И подняв деньги, быстро направилась к воротам.
– Значит, ваша настоятельница скоромное любит кушать? – не поверил Николай Угодников.
– Да, какая она настоятельница! – махнула рукой, Екатерина. – Молиться только, когда на нее смотрят, красоваться очень любит, а без зрителей и крестного знамения не подумает свершить!
– С ума сойти! – удивился Сашок.
– Уйду я отсюда! – решительно взялась за вилы, послушница. – Есть монастыри с хорошей славой, с нормальными настоятельницами.

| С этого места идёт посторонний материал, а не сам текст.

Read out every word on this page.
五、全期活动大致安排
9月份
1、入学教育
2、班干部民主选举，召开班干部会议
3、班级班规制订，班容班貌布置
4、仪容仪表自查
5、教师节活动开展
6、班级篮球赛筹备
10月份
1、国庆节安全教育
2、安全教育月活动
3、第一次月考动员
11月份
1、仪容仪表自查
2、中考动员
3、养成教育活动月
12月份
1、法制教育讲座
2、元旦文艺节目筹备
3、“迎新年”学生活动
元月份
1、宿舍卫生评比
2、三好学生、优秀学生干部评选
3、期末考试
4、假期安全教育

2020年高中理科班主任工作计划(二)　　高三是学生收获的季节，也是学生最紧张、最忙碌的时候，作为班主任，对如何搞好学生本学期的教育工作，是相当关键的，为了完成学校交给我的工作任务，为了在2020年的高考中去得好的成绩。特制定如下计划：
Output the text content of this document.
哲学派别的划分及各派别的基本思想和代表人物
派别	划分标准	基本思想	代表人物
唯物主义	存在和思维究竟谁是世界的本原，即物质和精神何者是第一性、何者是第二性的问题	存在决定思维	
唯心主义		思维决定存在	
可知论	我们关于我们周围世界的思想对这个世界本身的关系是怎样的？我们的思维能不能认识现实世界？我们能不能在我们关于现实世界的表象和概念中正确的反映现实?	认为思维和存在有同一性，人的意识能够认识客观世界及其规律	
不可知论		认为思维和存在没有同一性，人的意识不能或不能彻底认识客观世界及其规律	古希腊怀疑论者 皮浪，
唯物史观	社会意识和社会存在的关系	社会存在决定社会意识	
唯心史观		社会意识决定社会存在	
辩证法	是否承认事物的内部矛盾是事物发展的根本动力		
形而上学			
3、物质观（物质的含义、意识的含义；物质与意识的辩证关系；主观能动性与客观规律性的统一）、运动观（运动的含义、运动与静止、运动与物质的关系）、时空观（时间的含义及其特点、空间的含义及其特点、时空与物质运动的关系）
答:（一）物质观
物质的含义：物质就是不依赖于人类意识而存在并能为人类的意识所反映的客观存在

– Да, зачем тебе вообще монастырь? – подступил к ней, Сашок. – Тебе бы учиться, профессию получить, замуж выйти!
– Я шить очень люблю! – переходя на шепот, поведала Катя и стрельнула вокруг глазами в поисках подслушивающих монахинь. – В интернате одежку для кукол шила, а как подрастать начала, на уроках труда выдумывала, кроила платья и юбки для одноклассниц.
– Ну вот, – подхватил Сашок, оглядываясь и ища поддержки у товарищей, – мы бы тебе помогли, устроили бы на швейное предприятие.
– Не верю я никому, – осадила его Екатерина и сердито поглядела в самые глаза парня, – а мужчинам не верю вдвойне!
– Почему это? – растерялся Сашок, отступая.
– Потому что нет в вас благородства, честности и порядочности, вот почему! – и Екатерина бросив вилы, убежала в сторону монастырских келий.
– Чего ты к ней пристал? – рассердился Тарасыч, вставая и отряхивая травинки с брюк.
– Понравилась она мне! – ответил Сашок.
– Привет, ведь, она, все равно что – монахиня!
– Ну, это мы еще посмотрим! – засмеялся Сашок, счастливо, – понравилась, ей богу, понравилась!
Отец Павел
Монастырь восемнадцатого века был, естественно, разрушен в советские времена, когда повсеместно велась борьба с религиозным дурманом. Усилиями монахинь восстановленный храм засиял новогодней игрушечкой. Несколько бараков отданных на заре советской власти простым жителям удалось, при помощи властей города, расселить. Обрадованные жильцы с удовольствием покинули столетние угрюмые комнатухи и перебрались в благоустроенные квартиры новостроек. Монахини самостоятельно отстроили заново некоторые монастырские келейные, и комнаты, и водопровод, и даже провели канализацию. Среди насельниц монастыря были строители, электрики, а отец Петр прослыл умелым водопроводчиком. Эту информацию случайно, не задумываясь, свалил на прибывших строителей отец Афанасий. Шабашкин смотрел на монаха задумчиво, впрочем, на языке так и вертелся вопрос, зачем же тогда пригласили бригаду Тарасыча, но отец Афанасий показав фронт работ, отправился на послушание, выполнение которого считал жизненно важным.